Zlib-ng and others also do not guarantee bit-identical output, in fact several also generate slightly different output depending on the kind of cpu is being used during compression, because different instruction-set specific optimizations can yield differences in things like hash-tables used to find data matches during compression.
So comparing the hash of the compressed data is going to break from time to time, and has been breaking for many other projects that also make this false assumption.
What they all do guarantee however is bit-identical decompressed data, so hashing that will work reliably. If you really want a hack, you could figure out how to extract the internal hash used by zlib in the file footer, although this would still assume the file is compressed in one go and not concatenated streams (used by some applications).
I am not going to tell you what to do with your own software, I just want to make sure this information was presented correctly.
I'll throw in a reference to what the author of Zlib, Mark Adler, says as well. Just skip the question and go directly to the answer: https://stackoverflow.com/questions/52121632/different-same-but-same-result-with-zlib
Edit: Btw, Zlib-ng is being used as a complete zlib-replacement by more and more linux distro releases lately, dotNet 9 is using zlib-ng, and also CPython is changing what they bundle for their binaries. This does not mean that you will see zlib-ng everywhere of course, but it is seeing a lot of use lately. I know nothing about what the different Java variants do, but I expect we'll see zlib-ng bundled by some of those too before long.
I understand that, I've done the research needed to find the Zlib/Zlib-ng's stance on it. Which is completely understandable.
It'll be addressed eventually. I am not willing to completely throw away caching for the majority of users who are not running into this issue.
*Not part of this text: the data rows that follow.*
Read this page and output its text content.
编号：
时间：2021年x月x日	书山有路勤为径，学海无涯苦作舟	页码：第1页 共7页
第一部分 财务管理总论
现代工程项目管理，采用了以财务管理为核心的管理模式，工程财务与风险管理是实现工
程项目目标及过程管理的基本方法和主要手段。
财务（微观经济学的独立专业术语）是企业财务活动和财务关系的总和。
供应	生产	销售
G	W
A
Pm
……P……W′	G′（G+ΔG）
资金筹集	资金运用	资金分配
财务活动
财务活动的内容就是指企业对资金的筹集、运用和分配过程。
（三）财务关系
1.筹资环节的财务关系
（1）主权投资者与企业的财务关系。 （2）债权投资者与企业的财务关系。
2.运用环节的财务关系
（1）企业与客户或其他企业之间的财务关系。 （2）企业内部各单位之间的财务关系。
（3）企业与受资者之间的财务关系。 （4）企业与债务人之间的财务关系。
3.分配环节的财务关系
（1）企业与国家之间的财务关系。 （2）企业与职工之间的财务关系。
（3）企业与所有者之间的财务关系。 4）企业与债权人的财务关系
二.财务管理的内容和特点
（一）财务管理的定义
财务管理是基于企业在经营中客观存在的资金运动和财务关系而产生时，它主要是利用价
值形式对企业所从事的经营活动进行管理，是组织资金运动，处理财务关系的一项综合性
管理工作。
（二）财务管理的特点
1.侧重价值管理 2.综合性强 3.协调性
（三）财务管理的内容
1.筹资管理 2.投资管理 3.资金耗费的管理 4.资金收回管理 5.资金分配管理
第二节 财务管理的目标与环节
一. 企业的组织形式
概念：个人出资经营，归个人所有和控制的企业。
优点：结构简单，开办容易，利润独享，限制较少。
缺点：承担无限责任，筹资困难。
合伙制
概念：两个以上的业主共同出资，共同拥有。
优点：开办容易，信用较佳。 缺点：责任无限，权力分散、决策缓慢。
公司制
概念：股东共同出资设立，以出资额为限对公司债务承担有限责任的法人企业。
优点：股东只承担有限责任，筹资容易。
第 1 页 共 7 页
Especially considering the explicit use case of this request is something that forces our installer to run every time a user plays the game. Instead of just doing it once at install time. So the time savings for users is quite significant.
On their end, they could opt into this solution by simply removing the hashes from the installer data in memory before running it. Should be a 1 line change on their end if they want to shotgun solve it. Better option in my opinion would be to only remove hashes when you know that you're running on a native zlib implementation.
On our end the best/simplest option would be to migrate our system to simply not use zlib compression. But in order to do that requires quite a bit of work. Which I haven't had the motivation to deal with. (Seriously, dealing with gradle to solve this is like pulling teeth)
Its on my list of things to address when I am working through the back porting process of the new toolchain. But as it sits. As its not an issue for the majority of users, and those who do have issues typically have to go out of their way to have the issue arise. It's not a high priority.